Morgan Stanley has pointed out that the process of lowering operating costs during the pandemic may redound to the financial benefit of Macau gaming firms even as their revenues remain low. Also, matters are heating up in Saipan once again. Since the US Department of Labor reentered the fray, the possibility of the arrest of senior Imperial Pacific International executives has sharply risen. Finally, we have our Nippon Weekly piece, noting that the city council’s refusal, at the mayor’s behest, to hold a popular referendum, leaves only the late summer mayoral elections as the decisive moment for Yokohama’s IR bid.
First, the news
- Macau operators to benefit from cost cuts, business mix in Q4
- Macau tourist arrivals drop 85% in 2020
- Melco Resorts Finance prices offering of 5.375% senior notes
- Arrest of IPI executives may be on the cards
- LVS leadership transition well planned, family to retain control: Bernstein
- Korea police find cash on Jeju, probing links to missing casino funds
- Resorts World Genting to cut capacity as Covid cases rise
- Malaysia’s number forecast operators close shop as Covid cases rise
- POGO-linked kidnapping cases almost double in 2020
What you need to know
District Court for the NMI Chief Judge Ramona Manglona is getting tougher with senior executives of Imperial Pacific International, warning that unless Chairwoman Cui Li Jie and former Chief Executive Officer Donald Browne show up in her court on the morning of January 21, she may issue arrest warrants against them. This time IPI is facing a more formidable accuser than the many contractors it has been unwilling or unable to pay. Rather, the plaintiff is the US Department of Labor (USDOL).
Lower operating costs and a better business mix are likely to have helped the bottom line of Macau’s operators in the fourth quarter, despite continued low revenues, Morgan Stanley says.

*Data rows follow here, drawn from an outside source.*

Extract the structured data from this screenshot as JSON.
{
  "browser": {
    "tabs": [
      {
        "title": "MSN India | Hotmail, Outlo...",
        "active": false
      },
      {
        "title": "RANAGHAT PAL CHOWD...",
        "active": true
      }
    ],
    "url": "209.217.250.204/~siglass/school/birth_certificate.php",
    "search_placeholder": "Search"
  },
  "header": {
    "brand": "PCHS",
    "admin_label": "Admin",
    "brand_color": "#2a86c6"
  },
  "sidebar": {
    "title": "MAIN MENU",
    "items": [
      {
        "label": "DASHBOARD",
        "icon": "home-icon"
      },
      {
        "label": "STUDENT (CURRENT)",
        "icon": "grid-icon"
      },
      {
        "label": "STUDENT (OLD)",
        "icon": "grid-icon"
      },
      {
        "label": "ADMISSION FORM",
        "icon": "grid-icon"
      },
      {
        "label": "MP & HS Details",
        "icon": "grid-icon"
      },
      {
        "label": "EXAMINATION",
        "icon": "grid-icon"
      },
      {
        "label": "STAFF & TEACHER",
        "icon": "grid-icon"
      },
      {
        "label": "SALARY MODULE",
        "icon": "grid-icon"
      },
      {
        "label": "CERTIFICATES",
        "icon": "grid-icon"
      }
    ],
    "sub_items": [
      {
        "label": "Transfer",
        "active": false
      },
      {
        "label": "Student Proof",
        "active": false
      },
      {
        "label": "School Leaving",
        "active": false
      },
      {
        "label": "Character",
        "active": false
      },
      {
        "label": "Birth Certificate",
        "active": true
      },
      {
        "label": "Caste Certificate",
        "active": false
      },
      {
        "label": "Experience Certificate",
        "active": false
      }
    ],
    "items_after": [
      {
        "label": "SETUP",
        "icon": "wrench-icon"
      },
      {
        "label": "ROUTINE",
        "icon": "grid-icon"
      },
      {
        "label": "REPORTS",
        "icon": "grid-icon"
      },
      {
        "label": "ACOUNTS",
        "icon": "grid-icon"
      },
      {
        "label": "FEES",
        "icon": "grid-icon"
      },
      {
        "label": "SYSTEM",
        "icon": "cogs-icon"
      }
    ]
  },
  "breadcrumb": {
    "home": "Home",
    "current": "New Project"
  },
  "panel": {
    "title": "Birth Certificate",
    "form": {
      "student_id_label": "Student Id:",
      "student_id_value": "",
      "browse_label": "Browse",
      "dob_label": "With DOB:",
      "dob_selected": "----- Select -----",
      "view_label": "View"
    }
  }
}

The firm predicts positive corporate EBITDA of $420 million for the quarter from all companies combined, much better than in Q1 of last year when they made $100 million. Morgan Stanley said all the operators except SJM Holdings are likely to be positive on the EBITDA level. Morgan Stanley notes the operators made significant cuts to operating expenditure after the pandemic hit, with daily operating expenses coming down by 38 percent in Q3 year-on-year. It expects a similar decline in the fourth quarter.
When Yokohama Mayor Fumiko Hayashi announced at a press conference three months ago that she would respect the outcome of any popular referendum on IR development, we took her at her word. Asked last October about the matter, as citizen activists were gearing up their twin signature-gathering campaigns (one calling for an IR referendum and one calling for the mayor to be recalled), the mayor stated that, “if a referendum is held and there is much opposition to an IR, I would like to respect the results.” Whatever the reasoning, it now appears clear that she will renege on her promises.